By Ron Wynn
Jazz pianist, vocalist and bandleader Les McCann enjoyed a visibility and popularity within the popular music world that few in his field ever receive. McCann, who passed away at the end of 2023 at 88, got that notoriety due to being sampled by numerous hip-hop performers as well as for the crossover success of an LP he made with saxophonist Eddie Harris at the Montreaux Jazz Festival.
While “Swiss Movement,” released in 1969, hasn’t sold in the quantities of “Kind of Blue” or enjoyed the critical praise and reverence of “A Love Supreme,” it was beloved not only by jazz fans but audiences across the spectrum. The single “Compared To What,” McCann’s epic vocal of the Gene McDaniels’ single was not only a big hit at the time, but became a staple of jazz and soul stations. Some of the acts who would later utilize McCann’s music include Dr. Dre, A Tribe Called Quest, Snoop Dogg, Sean Combs, The Notorious B.I.G., Warren G., Slick Rick, Mobb Deep, De La Soul, Naughty By Nature and Mary J. Blige. “Compared to What” was also recorded four months before McCann by Roberta Flack, whose signing to Atlantic was at his bequest. later Ray Charles and the Roots among other others would also record the song.
McCann was born and raised in Lexington, KY. He was mostly a self-taught pianist who had played sousaphone in high school band before leaving to serve in the U.S. Navy at the age of 17. He also sang with his siblings at the Shiloh Baptist Church there, as well as at the original Dunbar High School. He credited that upbringing with helping him develop both a love for singing and an appreciation for jazz artistry, which was the hallmark of his finest LPs not only for Atlantic, but other companies as well.
“I wanted to go to the Navy School of Music,” McCann said in a 2017 interview with the Oxford American. “In high school, whenever instruments were passed out by the school district, my school got whatever was left, whatever the other schools did not want. So I played an instrument called sousaphone, a big horn in the back of the band. I played it all through my last two years of school, only to find out when I joined the Navy it was an instrument no one else used. (Now you see ’em in every marching band.) So they sent me off to Cincinnati to take a test. They brought out a tuba, and I said, ‘Wait a minute, this is not what I play.’ They said, ‘This is all we use.’ So I said, “Please do not send me back to Lexington.’”

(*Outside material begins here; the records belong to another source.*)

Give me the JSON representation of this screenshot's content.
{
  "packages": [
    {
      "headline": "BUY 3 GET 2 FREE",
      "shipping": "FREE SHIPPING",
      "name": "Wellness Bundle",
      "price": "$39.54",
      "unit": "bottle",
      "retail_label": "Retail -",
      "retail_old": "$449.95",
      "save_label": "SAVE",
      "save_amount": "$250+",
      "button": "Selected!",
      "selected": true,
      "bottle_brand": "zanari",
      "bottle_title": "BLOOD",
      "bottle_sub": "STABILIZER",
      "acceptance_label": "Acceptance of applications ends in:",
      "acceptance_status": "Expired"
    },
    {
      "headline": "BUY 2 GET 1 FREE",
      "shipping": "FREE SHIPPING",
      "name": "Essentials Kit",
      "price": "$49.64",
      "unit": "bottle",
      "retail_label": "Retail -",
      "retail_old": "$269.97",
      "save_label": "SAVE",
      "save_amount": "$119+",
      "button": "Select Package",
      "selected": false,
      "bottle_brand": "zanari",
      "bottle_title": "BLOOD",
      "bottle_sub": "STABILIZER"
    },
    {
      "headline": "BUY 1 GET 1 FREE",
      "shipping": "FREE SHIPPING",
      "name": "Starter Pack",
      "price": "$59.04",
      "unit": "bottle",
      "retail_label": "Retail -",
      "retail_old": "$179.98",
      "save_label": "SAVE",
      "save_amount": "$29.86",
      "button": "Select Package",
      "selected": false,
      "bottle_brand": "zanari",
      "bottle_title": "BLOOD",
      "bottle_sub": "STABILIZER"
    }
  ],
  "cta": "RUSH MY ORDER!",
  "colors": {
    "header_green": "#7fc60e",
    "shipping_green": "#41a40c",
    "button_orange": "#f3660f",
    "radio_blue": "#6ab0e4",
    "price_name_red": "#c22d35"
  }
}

While in the Navy, he won a talent contest that resulted in an appearance on “The Ed Sullivan Show.”
After he was discharged, he formed a trio in Los Angeles and landed his first contact, with Pacific Jazz in 1960, after Miles Davis heard him play in a nightclub. McCann recalled when Davis approached him, telling the Oxford American, “The big names had already played, so I started playing, and when I got offstage, Miles came over to me: ‘How come you didn’t play when I was up there?’ I couldn’t even speak. He was my favorite of all musicians. He said, “Man, I like the way you play—very soulful.’”
Besides “Swiss Movement,” he and Harris did a second Atlantic LP together “Second Movement.” Perhaps his most ambitious LP musically was “Invitation to Openness.” McCann was also a gifted photographer, and the 2015 book “Invitation to Openness: The Jazz and Soul Photography of Les McCann” showcased that side of his work. Though he suffered a stroke onstage in Germany during the mid-’90s, McCann continued performing for years afterward. His last album, “Les McCann — Never a Dull Moment! Live From Coast to Coast 1966-1977,” was released on Dec. 1. It is a previously unreleased collection of live recordings, including performances from Seattle’s Penthouse jazz club in 1966 with Stan Gilbert and the Village Vanguard in 1967.